Epoxy Resin

What is epoxy resin?

Wind turbines spin at a windpark
Wind turbine blades often use epoxy resin. Sean Gallup/Getty Images News/Getty Images

The term epoxy has been widely adapted for many uses beyond fiber reinforced polymer composites. Today, epoxy adhesives are sold in local hardware stores, and epoxy resin is used as the binder in countertops or coatings for floors. The myriad of uses for epoxy continues to expand, and variates of epoxies are constantly being developed to fit the industries and products they are used in. Here are some things that epoxy resin is used in:

  • General purpose adhesives
  • As the binder in cement and mortars
  • Rigid foams
  • Non-skid coatings
  • Solidifying sandy surfaces in oil drilling
  • Industrial coatings
  • Potting and encapsulating media
  • Fiber reinforced plastics

In the realm of fiber reinforced polymers (plastics), epoxy is used as the resin matrix to efficiently hold the fiber in place. It is compatible with all common reinforcing fibers including fiberglass, carbon fiber, aramid, and basalt.

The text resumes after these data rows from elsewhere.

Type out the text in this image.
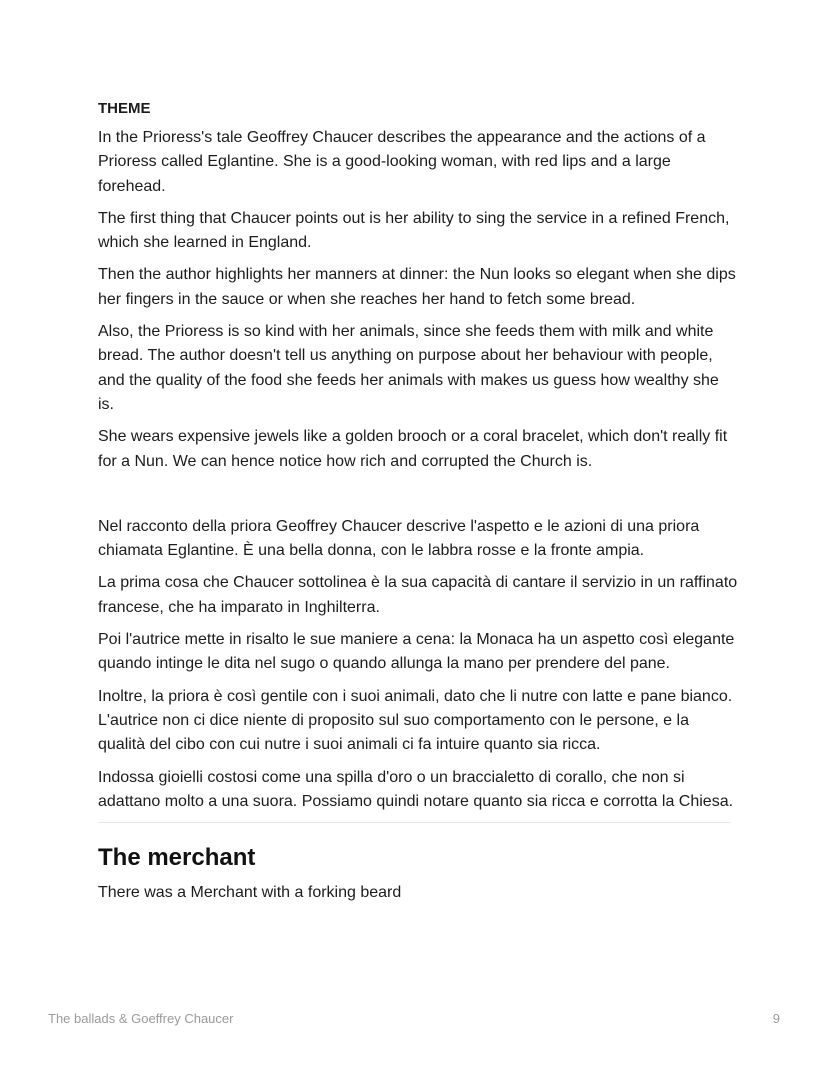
THEME

In the Prioress's tale Geoffrey Chaucer describes the appearance and the actions of a Prioress called Eglantine. She is a good-looking woman, with red lips and a large forehead.

The first thing that Chaucer points out is her ability to sing the service in a refined French, which she learned in England.

Then the author highlights her manners at dinner: the Nun looks so elegant when she dips her fingers in the sauce or when she reaches her hand to fetch some bread.

Also, the Prioress is so kind with her animals, since she feeds them with milk and white bread. The author doesn't tell us anything on purpose about her behaviour with people, and the quality of the food she feeds her animals with makes us guess how wealthy she is.

She wears expensive jewels like a golden brooch or a coral bracelet, which don't really fit for a Nun. We can hence notice how rich and corrupted the Church is.

Nel racconto della priora Geoffrey Chaucer descrive l'aspetto e le azioni di una priora chiamata Eglantine. È una bella donna, con le labbra rosse e la fronte ampia.

La prima cosa che Chaucer sottolinea è la sua capacità di cantare il servizio in un raffinato francese, che ha imparato in Inghilterra.

Poi l'autrice mette in risalto le sue maniere a cena: la Monaca ha un aspetto così elegante quando intinge le dita nel sugo o quando allunga la mano per prendere del pane.

Inoltre, la priora è così gentile con i suoi animali, dato che li nutre con latte e pane bianco. L'autrice non ci dice niente di proposito sul suo comportamento con le persone, e la qualità del cibo con cui nutre i suoi animali ci fa intuire quanto sia ricca.

Indossa gioielli costosi come una spilla d'oro o un braccialetto di corallo, che non si adattano molto a una suora. Possiamo quindi notare quanto sia ricca e corrotta la Chiesa.

The merchant

There was a Merchant with a forking beard

The ballads & Goeffrey Chaucer	9
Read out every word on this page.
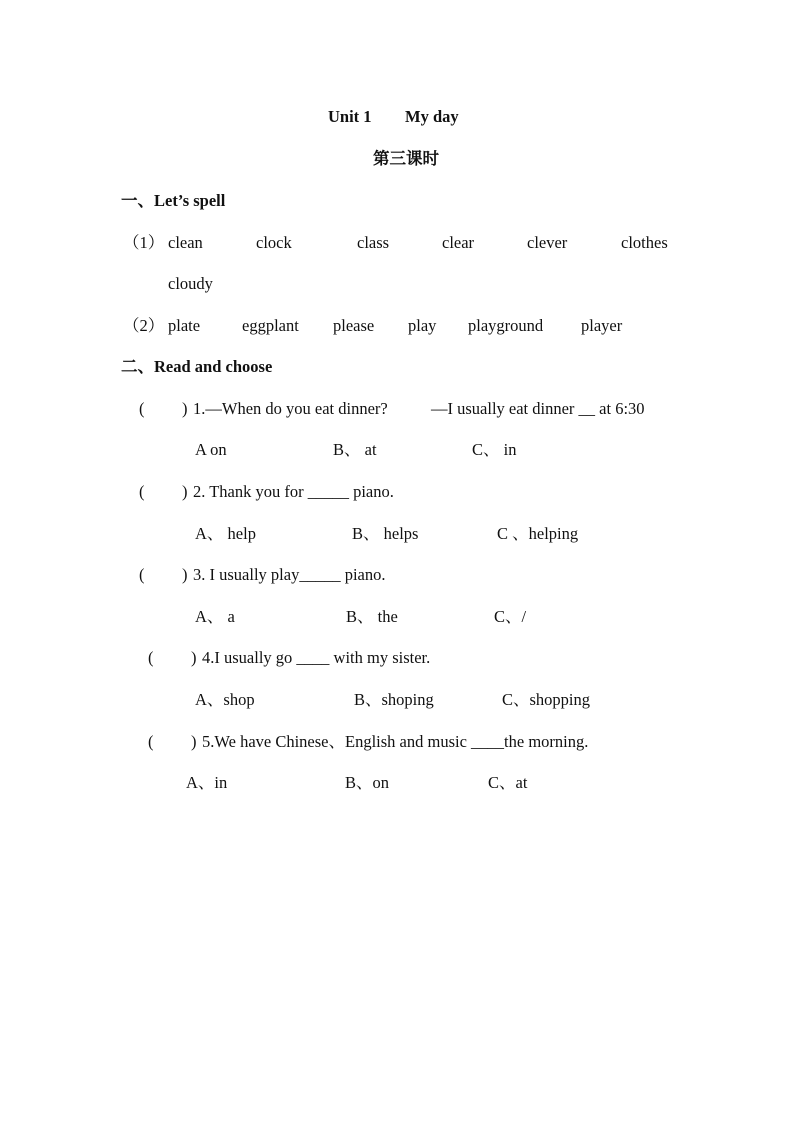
Unit 1 My day
第三课时
一、Let’s spell
（1） clean	clock	class	clear	clever	clothes
cloudy
（2） plate	eggplant please play playground player
二、Read and choose
( ) 1.—When do you eat dinner?	—I usually eat dinner __ at 6:30
A on	B、 at	C、 in
( ) 2. Thank you for _____ piano.
A、 help	B、 helps	C 、helping
( ) 3. I usually play_____ piano.
A、 a	B、 the	C、/
( ) 4.I usually go ____ with my sister.
A、shop	B、shoping	C、shopping
( ) 5.We have Chinese、English and music ____the morning.
A、in	B、on	C、at
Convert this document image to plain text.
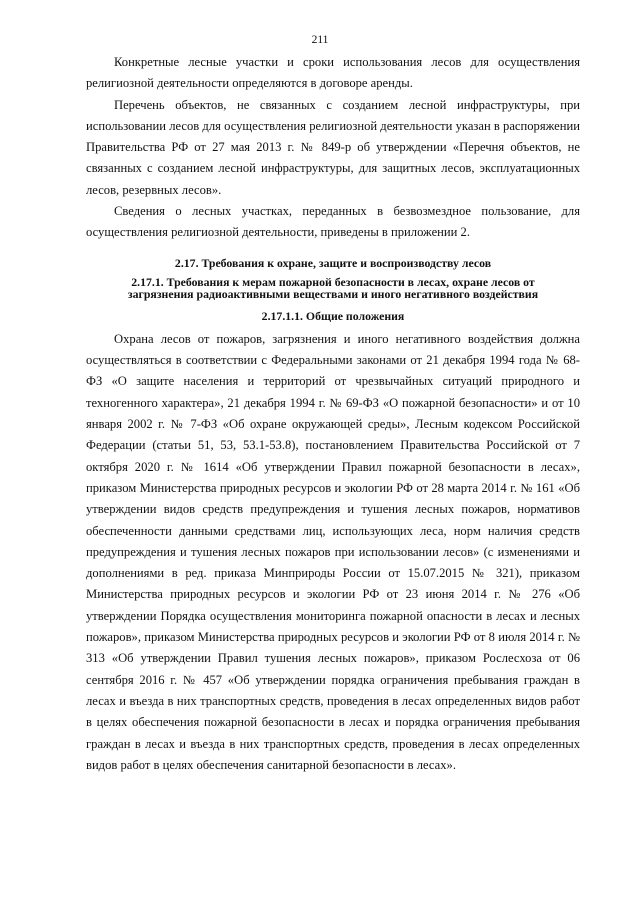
211

Конкретные лесные участки и сроки использования лесов для осуществления религиозной деятельности определяются в договоре аренды.

Перечень объектов, не связанных с созданием лесной инфраструктуры, при использовании лесов для осуществления религиозной деятельности указан в распоряжении Правительства РФ от 27 мая 2013 г. № 849-р об утверждении «Перечня объектов, не связанных с созданием лесной инфраструктуры, для защитных лесов, эксплуатационных лесов, резервных лесов».

Сведения о лесных участках, переданных в безвозмездное пользование, для осуществления религиозной деятельности, приведены в приложении 2.

2.17. Требования к охране, защите и воспроизводству лесов
2.17.1. Требования к мерам пожарной безопасности в лесах, охране лесов от загрязнения радиоактивными веществами и иного негативного воздействия
2.17.1.1. Общие положения

Охрана лесов от пожаров, загрязнения и иного негативного воздействия должна осуществляться в соответствии с Федеральными законами от 21 декабря 1994 года № 68-ФЗ «О защите населения и территорий от чрезвычайных ситуаций природного и техногенного характера», 21 декабря 1994 г. № 69-ФЗ «О пожарной безопасности» и от 10 января 2002 г. № 7-ФЗ «Об охране окружающей среды», Лесным кодексом Российской Федерации (статьи 51, 53, 53.1-53.8), постановлением Правительства Российской от 7 октября 2020 г. № 1614 «Об утверждении Правил пожарной безопасности в лесах», приказом Министерства природных ресурсов и экологии РФ от 28 марта 2014 г. № 161 «Об утверждении видов средств предупреждения и тушения лесных пожаров, нормативов обеспеченности данными средствами лиц, использующих леса, норм наличия средств предупреждения и тушения лесных пожаров при использовании лесов» (с изменениями и дополнениями в ред. приказа Минприроды России от 15.07.2015 № 321), приказом Министерства природных ресурсов и экологии РФ от 23 июня 2014 г. № 276 «Об утверждении Порядка осуществления мониторинга пожарной опасности в лесах и лесных пожаров», приказом Министерства природных ресурсов и экологии РФ от 8 июля 2014 г. № 313 «Об утверждении Правил тушения лесных пожаров», приказом Рослесхоза от 06 сентября 2016 г. № 457 «Об утверждении порядка ограничения пребывания граждан в лесах и въезда в них транспортных средств, проведения в лесах определенных видов работ в целях обеспечения пожарной безопасности в лесах и порядка ограничения пребывания граждан в лесах и въезда в них транспортных средств, проведения в лесах определенных видов работ в целях обеспечения санитарной безопасности в лесах».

Common Products for Fiber Reinforced Epoxy

  • Filament Winding
    • Pressure vessels
    • Pipes
    • Rocket housings
    • Recreational equipment
  • Pultrusion
    • Insulator rods
    • Arrow shafts
  • Compression Molding
    • Aircraft parts
    • Skis and snowboards
    • Skateboards
    • Circuit boards
  • Prepreg and autoclave
    • Aerospace components
    • Bicycle frames
    • Hockey sticks
  • Vacuum Infusion
    • Boats
    • Wind turbine blades

Obviously, there are much more FRP composite products manufactured from epoxy, but mentioned were a few products that are commonly manufactured with epoxy and with a particular manufacturing process. Additionally, the same epoxy resin likely cannot be used for each of the mentioned processes. Epoxies are fine-tuned for the desired application and manufacturing process. For example, protrusion and compression molding epoxy resins are heat activated whereas an infusion resin might be an ambient cure and have a lower viscosity.

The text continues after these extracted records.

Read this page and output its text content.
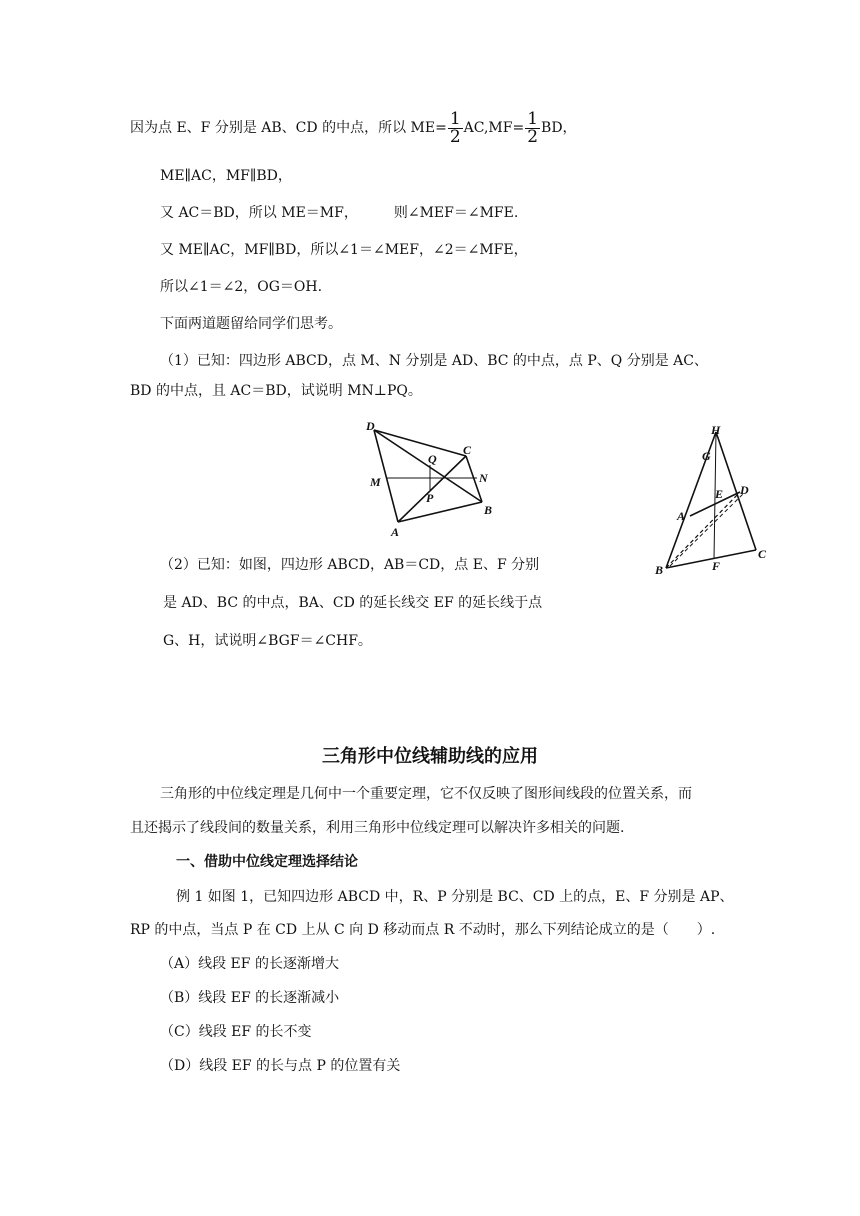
因为点 E、F 分别是 AB、CD 的中点，所以 $ME= \frac{1}{2} AC,MF= \frac{1}{2}$ BD，
ME∥AC，MF∥BD，
又 AC＝BD，所以 ME＝MF，	则∠MEF＝∠MFE.
又 ME∥AC，MF∥BD，所以∠1＝∠MEF，∠2＝∠MFE，
所以∠1＝∠2，OG＝OH.
下面两道题留给同学们思考。
（1）已知：四边形 ABCD，点 M、N 分别是 AD、BC 的中点，点 P、Q 分别是 AC、
BD 的中点，且 AC＝BD，试说明 MN⊥PQ。
D
C
Q
M	N
P
A
B
H
G
E D
A
C
B	F
（2）已知：如图，四边形 ABCD，AB＝CD，点 E、F 分别
是 AD、BC 的中点，BA、CD 的延长线交 EF 的延长线于点
G、H，试说明∠BGF＝∠CHF。
三角形中位线辅助线的应用
三角形的中位线定理是几何中一个重要定理，它不仅反映了图形间线段的位置关系，而
且还揭示了线段间的数量关系，利用三角形中位线定理可以解决许多相关的问题.
一、借助中位线定理选择结论
例 1 如图 1，已知四边形 ABCD 中，R、P 分别是 BC、CD 上的点，E、F 分别是 AP、
RP 的中点，当点 P 在 CD 上从 C 向 D 移动而点 R 不动时，那么下列结论成立的是（　　）.
（A）线段 EF 的长逐渐增大
（B）线段 EF 的长逐渐减小
（C）线段 EF 的长不变
（D）线段 EF 的长与点 P 的位置有关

When compared to other traditional thermoset or thermoplastic resins, epoxy resins have distinct advantages, including:

  • Low shrink during cure
  • Excellent moisture resistance
  • Excellent chemical resistance
  • Good electrical properties
  • Increased mechanical and fatigue strength
  • Impact resistant
  • No VOCs
  • Long shelf life


Epoxies are thermosetting polymer resins where the resin molecule contains one or more epoxide groups. The chemistry can be adjusted to perfect the molecular weight or viscosity as required by the end use. There are two primary types of epoxies, glycidyl epoxy and non-glycidyl. Glycidyl epoxy resins can be further defined as either glycidyl-amine, glycidyl ester, or glycidyl ether. Non-glycidyl epoxy resins are either aliphatic or cyclo-aliphatic resins.

One of the most common glycidyl epoxy resins is created using Bisphenol-A and is synthesized in a reaction with epichlorohydrin. The other frequently used type of epoxy is known as novolac based epoxy resin.

Epoxy resins are cured with the addition of a curing agent, which is commonly called a hardener. Perhaps the most common type of curing agent is amine based. Unlike in polyester or vinyl ester resins where the resin is catalyzed with a small (1-3%) addition of a catalyst, epoxy resins usually require the addition of the curing agent at a much higher ratio of resin to hardener, often 1:1 or 2:1.

As mentioned, the properties of epoxy can be altered and tweaked to fit the desired need. Epoxy resin can be "toughened" with the addition of thermoplastic polymers.


Epoxy resins can be altered and impregnated into the fiber and be in what is called a B-stage. This is how prepregs are created.

With epoxy prepregs, the resin is tacky, but not cured. This allows layers of prepreg materials to be cut, stacked and placed in a mold. Then, with the addition of heat and pressure, the prepreg can be consolidated and cured. Epoxy prepregs and the epoxy B-staged film must be kept at a low temperature to prevent from premature curing. Because of this, companies using prepregs must invest in refrigeration or freezer units to keep the material cool.